Junun, Amerikalı yönetmenin kariyerindeki en kendi hâlinde iş. İlk dakikalardan itibaren bunu anlıyorsunuz. Bu tam olarak bir PTA filmi değil. Lâkin bu bir Jonny Greenwood filmi de değil. Bir Radiohead konserindeymiş gibi hissediyor, Greenwood’un yine sahnelerin köşesine konuşlandığını görüyorsunuz. Film, genelde Shye Ben Tzur etrafında ilerliyor. Gittiği yer başlangıcından çok da uzakta değil. İçerik anlamında anlatılacak, özetlenebilecek bir öyküye de sahip değil.
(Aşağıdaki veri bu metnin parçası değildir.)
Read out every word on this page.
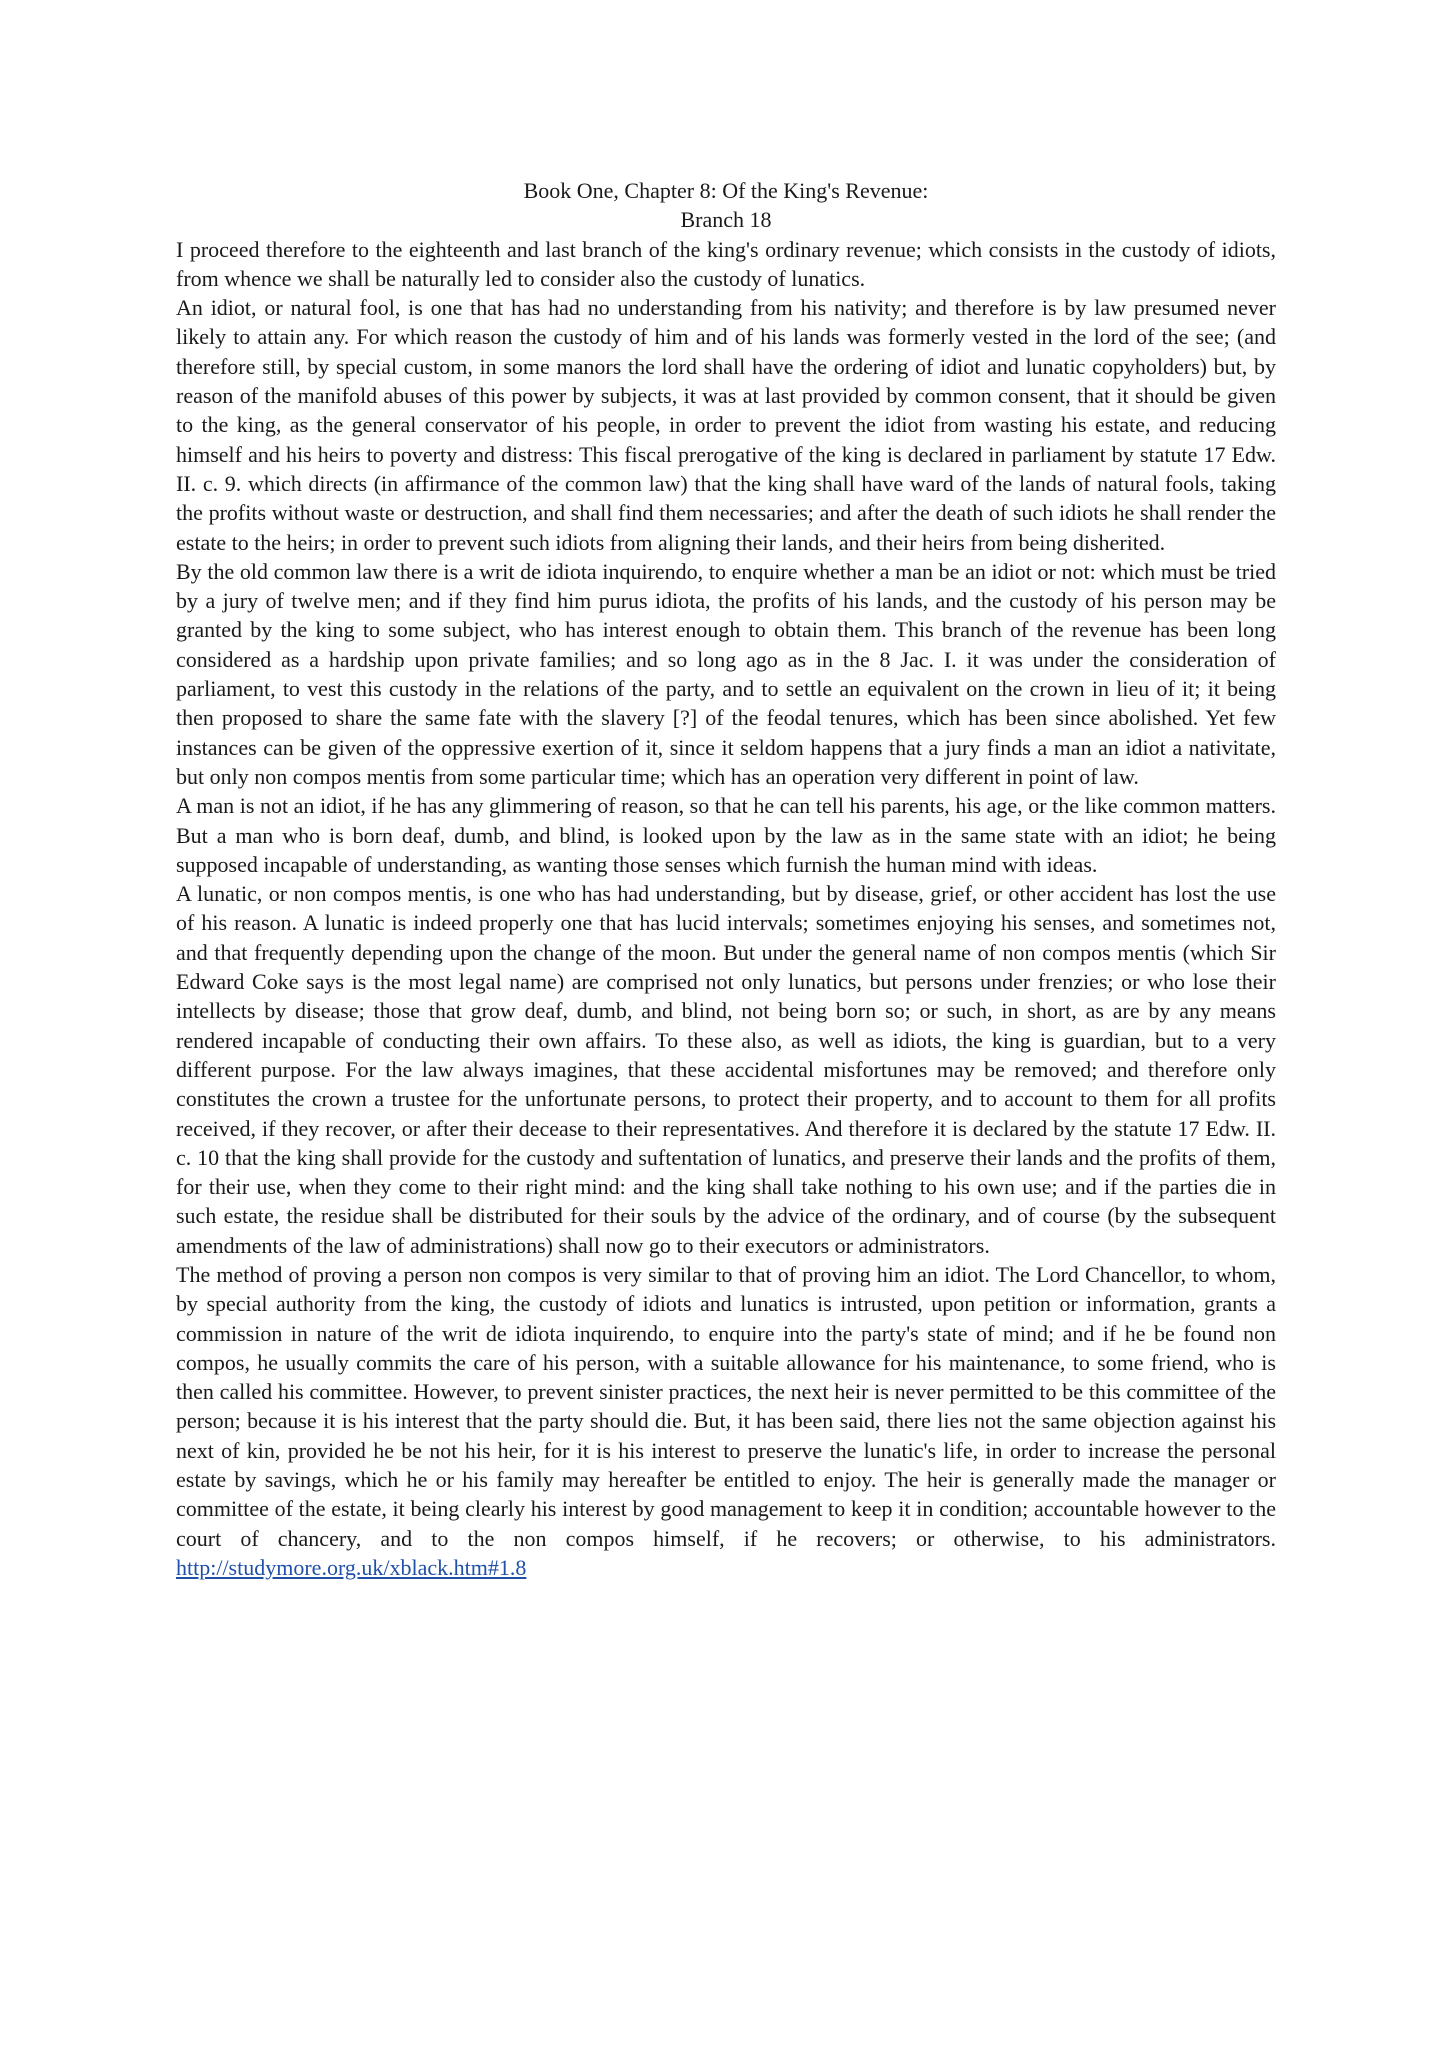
Book One, Chapter 8: Of the King's Revenue:
Branch 18

I proceed therefore to the eighteenth and last branch of the king's ordinary revenue; which consists in the custody of idiots, from whence we shall be naturally led to consider also the custody of lunatics.

An idiot, or natural fool, is one that has had no understanding from his nativity; and therefore is by law presumed never likely to attain any. For which reason the custody of him and of his lands was formerly vested in the lord of the see; (and therefore still, by special custom, in some manors the lord shall have the ordering of idiot and lunatic copyholders) but, by reason of the manifold abuses of this power by subjects, it was at last provided by common consent, that it should be given to the king, as the general conservator of his people, in order to prevent the idiot from wasting his estate, and reducing himself and his heirs to poverty and distress: This fiscal prerogative of the king is declared in parliament by statute 17 Edw. II. c. 9. which directs (in affirmance of the common law) that the king shall have ward of the lands of natural fools, taking the profits without waste or destruction, and shall find them necessaries; and after the death of such idiots he shall render the estate to the heirs; in order to prevent such idiots from aligning their lands, and their heirs from being disherited.

By the old common law there is a writ de idiota inquirendo, to enquire whether a man be an idiot or not: which must be tried by a jury of twelve men; and if they find him purus idiota, the profits of his lands, and the custody of his person may be granted by the king to some subject, who has interest enough to obtain them. This branch of the revenue has been long considered as a hardship upon private families; and so long ago as in the 8 Jac. I. it was under the consideration of parliament, to vest this custody in the relations of the party, and to settle an equivalent on the crown in lieu of it; it being then proposed to share the same fate with the slavery [?] of the feodal tenures, which has been since abolished. Yet few instances can be given of the oppressive exertion of it, since it seldom happens that a jury finds a man an idiot a nativitate, but only non compos mentis from some particular time; which has an operation very different in point of law.

A man is not an idiot, if he has any glimmering of reason, so that he can tell his parents, his age, or the like common matters. But a man who is born deaf, dumb, and blind, is looked upon by the law as in the same state with an idiot; he being supposed incapable of understanding, as wanting those senses which furnish the human mind with ideas.

A lunatic, or non compos mentis, is one who has had understanding, but by disease, grief, or other accident has lost the use of his reason. A lunatic is indeed properly one that has lucid intervals; sometimes enjoying his senses, and sometimes not, and that frequently depending upon the change of the moon. But under the general name of non compos mentis (which Sir Edward Coke says is the most legal name) are comprised not only lunatics, but persons under frenzies; or who lose their intellects by disease; those that grow deaf, dumb, and blind, not being born so; or such, in short, as are by any means rendered incapable of conducting their own affairs. To these also, as well as idiots, the king is guardian, but to a very different purpose. For the law always imagines, that these accidental misfortunes may be removed; and therefore only constitutes the crown a trustee for the unfortunate persons, to protect their property, and to account to them for all profits received, if they recover, or after their decease to their representatives. And therefore it is declared by the statute 17 Edw. II. c. 10 that the king shall provide for the custody and suftentation of lunatics, and preserve their lands and the profits of them, for their use, when they come to their right mind: and the king shall take nothing to his own use; and if the parties die in such estate, the residue shall be distributed for their souls by the advice of the ordinary, and of course (by the subsequent amendments of the law of administrations) shall now go to their executors or administrators.

The method of proving a person non compos is very similar to that of proving him an idiot. The Lord Chancellor, to whom, by special authority from the king, the custody of idiots and lunatics is intrusted, upon petition or information, grants a commission in nature of the writ de idiota inquirendo, to enquire into the party's state of mind; and if he be found non compos, he usually commits the care of his person, with a suitable allowance for his maintenance, to some friend, who is then called his committee. However, to prevent sinister practices, the next heir is never permitted to be this committee of the person; because it is his interest that the party should die. But, it has been said, there lies not the same objection against his next of kin, provided he be not his heir, for it is his interest to preserve the lunatic's life, in order to increase the personal estate by savings, which he or his family may hereafter be entitled to enjoy. The heir is generally made the manager or committee of the estate, it being clearly his interest by good management to keep it in condition; accountable however to the court of chancery, and to the non compos himself, if he recovers; or otherwise, to his administrators. http://studymore.org.uk/xblack.htm#1.8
Birkaç insan toplanıp çalıyorlar, o kadar.
Zaten Junun’da ekran, Greenwood’un sinema deneyimi örneğinde söylediği kadar büyük de değil. Filmi MUBI aracılığıyla izliyoruz. Bu, 54 dakikalık macerayı telefonunuzda ya da bilgisayarınızda görebileceğiniz anlamına geliyor. Lâkin işin ilginç tarafı da burada başlıyor. Paul Thomas Anderson sinemasının bazı izleyicilere fazla gelen, bazılarının ise hayranlığını kazanan aşırılıkları biçimin ve sunumun kendisinde ortaya çıkıyor. Amerikalı yönetmen, “Paul Thomas Anderson, Radiohead’in gitaristi ile Hindistan’da bir film çekmiş, birkaç dolar karşılığında internetten izleyicilere açmış” etiketi altında sunulan bu filmi olabilecek en radikal şekilde tasarlıyor ve sunuyor. Hiçbir şeyi söze dökmeden…
Ortalarda bir yerde dışarı çıkıyor, bizi kuşlarıyla karşılayan Latif Kureşhi ile tanışıyoruz. Nasıl onların kendisinden korkmadığını, bunun bir aile geleneği olduğunu anlatıyor. Az önce başlayan müzik yükselip alçalırken dudaklarından şu sözler çıkıyor: “Yalnızsam gelir, elime, başıma, omzuma dokunurlar.” Bir taraftan drone ile çekilen bu sahnede kamera havada süzülüyor ve geniş bir açıdan etrafı göstermeye başlıyor. Latif hâlâ merkezde. Kuşlar da. O an Paul Thomas Anderson’ın beklediğini hissediyorsunuz. Belki de kuşların gelip Latif’in vücuduna konmasını bekliyor. Olmuyor. Filmin en geveze sahnesi birkaç kuşun kanat çırpmasıyla sona eriyor ve kaleye dönüyorsunuz.
Belki de Junun’un gizemi o sahnede yatıyor. Bazen o kuşlar gelir kafanıza konar. Bazen de yanınızdan uçup giderler. Sanatta hiçbir şey kağıtta durduğu ya da bir cafede sıcak içecekler yudumlarken yakın arkadaşlarınıza anlattığınız gibi yaşanmaz. İnşa hep sürer. Paul Thomas Anderson ve Jonny Greenwood için de tekerlek dönmeye devam ediyor. Hedef bir tam tur dönmek ve bitirmek için hâlâ çok zaman var. Sen de bir kamera al, birkaç müzisyen yakala ve bir şeyler çek. Ya da artık şu yazıya bir nokta koy ve gerçek bir şeyler yazmaya başla.